Bawa Kami

306 41 17
                                    

"Ma-... Maafin saya tadi..." ucap Ayah.

Dia mengeluarkan ucapan pertamanya sejak tiga setengah jam terakhir duduk di sampingku tanpa bicara sepatah kata pun.

Ibu menatap Ayah dengan sedikit kerutan pada pipi kirinya, lalu menggenggam tangannya. Sely tak menghiraukan Ayah, entah apa yang mereka berdua lalui. Aku cukup menoleh ke arahnya, mencoba setidaknya menghormati ucapannya, tanpa perlu tahu kepada siapa sebenarnya maaf itu dituju.

"Nah itu kayanya tuh, pertigaan bentuk 'Y' katanya."
Terangku pada Aldi saat kami berada di sebuah pertigaan berbentuk "Y", sesuai informasi yang diberi Reka.

"Satu arah?" tanya Aldi.

"Iya terobos aja lawan arah, tabrakin aja udah itu motor-motornya," balasku. Kami perlu mengambil jalur kanan pada pertigaan yang diperuntukan untuk arah sebaliknya, demi mempersingkat perjalanan.
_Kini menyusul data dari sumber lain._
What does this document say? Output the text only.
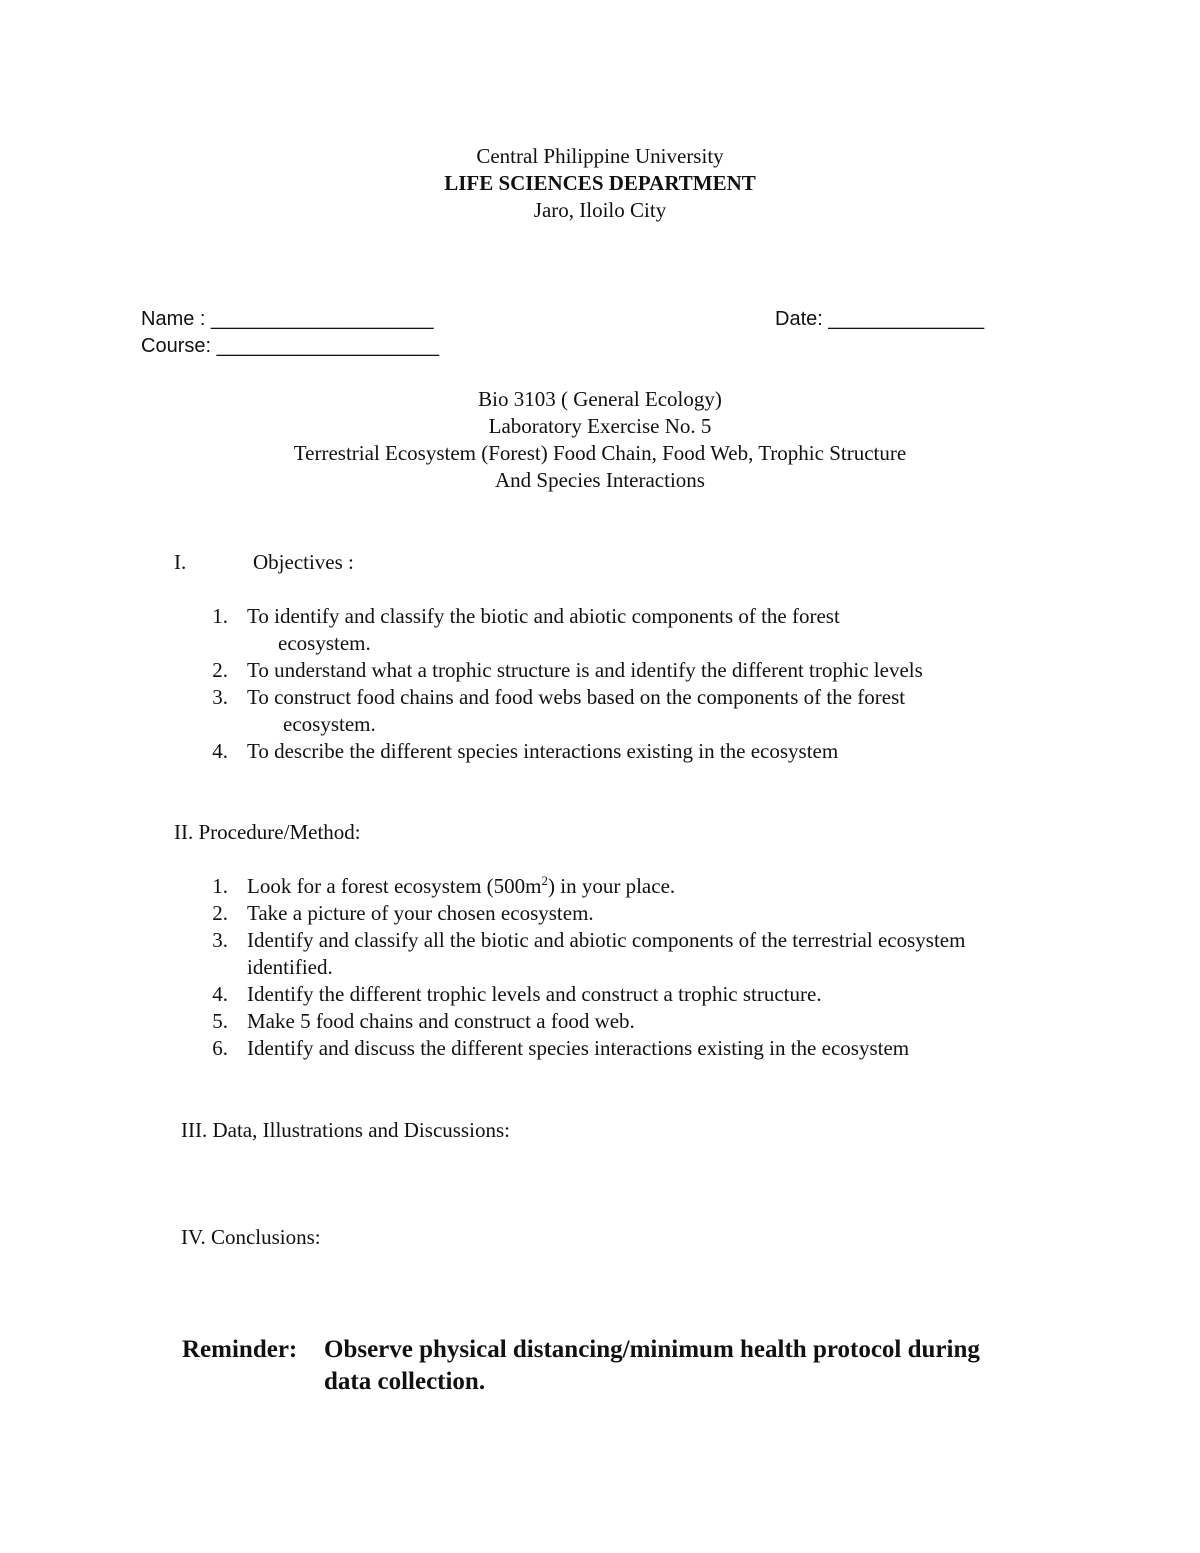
Central Philippine University
LIFE SCIENCES DEPARTMENT
Jaro, Iloilo City
Name : ____________________	Date: ______________
Course: ____________________
Bio 3103 ( General Ecology)
Laboratory Exercise No. 5
Terrestrial Ecosystem (Forest) Food Chain, Food Web, Trophic Structure
And Species Interactions
I.	Objectives :
1. To identify and classify the biotic and abiotic components of the forest
ecosystem.
2. To understand what a trophic structure is and identify the different trophic levels
3. To construct food chains and food webs based on the components of the forest
ecosystem.
4. To describe the different species interactions existing in the ecosystem
II. Procedure/Method:
1. Look for a forest ecosystem $(500m^2)$ in your place.
2. Take a picture of your chosen ecosystem.
3. Identify and classify all the biotic and abiotic components of the terrestrial ecosystem
identified.
4. Identify the different trophic levels and construct a trophic structure.
5. Make 5 food chains and construct a food web.
6. Identify and discuss the different species interactions existing in the ecosystem
III. Data, Illustrations and Discussions:
IV. Conclusions:
Reminder: Observe physical distancing/minimum health protocol during
data collection.
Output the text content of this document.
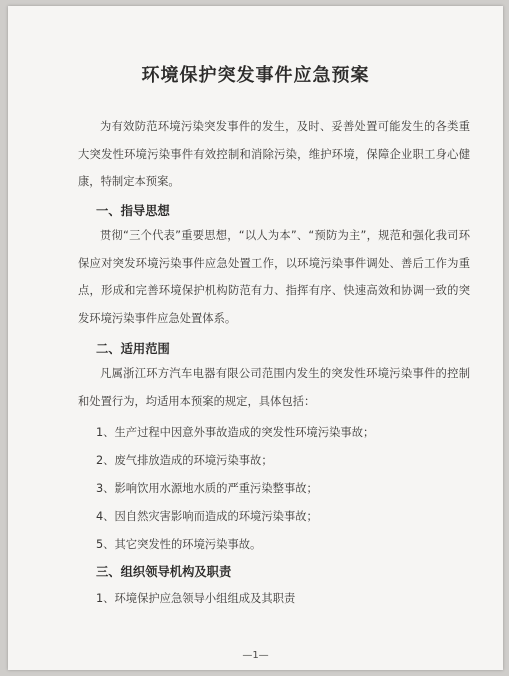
环境保护突发事件应急预案

为有效防范环境污染突发事件的发生，及时、妥善处置可能发生的各类重大突发性环境污染事件有效控制和消除污染，维护环境，保障企业职工身心健康，特制定本预案。

一、指导思想

贯彻“三个代表”重要思想，“以人为本”、“预防为主”，规范和强化我司环保应对突发环境污染事件应急处置工作，以环境污染事件调处、善后工作为重点，形成和完善环境保护机构防范有力、指挥有序、快速高效和协调一致的突发环境污染事件应急处置体系。

二、适用范围

凡属浙江环方汽车电器有限公司范围内发生的突发性环境污染事件的控制和处置行为，均适用本预案的规定，具体包括：

1、生产过程中因意外事故造成的突发性环境污染事故；

2、废气排放造成的环境污染事故；

3、影响饮用水源地水质的严重污染整事故；

4、因自然灾害影响而造成的环境污染事故；

5、其它突发性的环境污染事故。

三、组织领导机构及职责

1、环境保护应急领导小组组成及其职责

—1—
Mobil, motor, dan mayat berserakan di jalan dua lajur tersebut, namun ada celah di bahu jalan untuk kami lewati.

"Lah ada mayat lagi di depan, gabisa lewat mana-mana lagi," keluh Aldi.
Beberapa mayat tergeletak di trotoar, sementara kedua ban di sisi kanan mobil perlu menaiki trotoar.

"Ya... udah," kataku.
Sely dan Aldi menoleh kebelakang, menatapku.

"Lindes aja," sahut Sely.

Aldi menoleh ke Sely sejenak, lalu kembali menatapku.
Aku mengangkat alis kananku, tanda kami tak bercanda.

"Ugh. Marilah."
Celoteh Aldi lalu menginjak pedal gas.

Kretek...
Splat! Srrrt...
Bunyi tubuh mayat yang perlahan hancur dilindas APV kami.
Aku bisa mendengar darah mengucur keluar darinya, diikuti organ dalam tubuhnya yang terseret ban mobil ini.

"Iyuuuh," keluh Dinda.
Wajah seisi mobil ini mengeras, mendengar suara menggelikan tadi. Ayah tak menampilkan ekspresinya, ia menyaksikan mayat itu terlindas lewat jendela. Sementara Fitri menutup kedua kupingnya di belakang.

"Nah, abis pertigaan ada pertigaan lagi nih. Di pin-nya sih ambil kanan, terus di sebelah kiri travelnya," ujarku.

Sedari awal perjalanan kami, aku terus menggenggam ponselku untuk navigasi manual melalui peta dalam fitur share location pada WhatsApp. Setelah perbincangan pertamaku dengan Reka dan Baron, aku sempat meminta nomor ponsel Reka. Sejak pukul sebelas lima belas tadi, pesanku ke WhatsApp Reka hanya centang satu. Posisi terakhir mereka dari live location, yaitu di daerah Bintara, Bekasi yang berbatasan dengan Jakarta Timur.

"Ya ampun. Abis ada apa ini jalanannya..." ujar Ibu.
Jalan yang sedang kami lalui kami sangat berantakan, mayat bergeletakan dan ditumpuk di tengah jalan di antara mobil-mobil yang terbakar. Kobaran api lebih terang dari lampu-lampu jalan.

"Masih pada kebakar itu loh..." sahut Sely.

"Berarti masih... Baru dong?" sambung Arfan.

"Maju aja yang cepet. Awas tapi Di, jangan sampe kegelincir ke got."
Kata Ayah yang mulai berbicara kembali.

Aldi menggeser verseneling ke D2, ia menginjak pedal gas sedikit lebih dalam, mempercepat laju mobil kami. Kami berusaha melalui kobaran api di tengah jalan secepat mungkin, menghindari panas dan kemungkinan ikut terbakar.

Gruduk, Gruduk, Gruduk...
Suara dari sisi kanan mobil melalui trotoar yang bergelombang, dan sesekali melindas benda besar.

Pertigaan yang dimaksud Reka mulai terlihat, jalanan mulai kosong dari mobil terbengkalai. Aldi memperlambat laju mobil kami saat mendekati pertigaan. Sesaat hendak membelokkan mobil ke kanan, beberapa orang muncul dari balik tembok di sisi kanan pertigaan.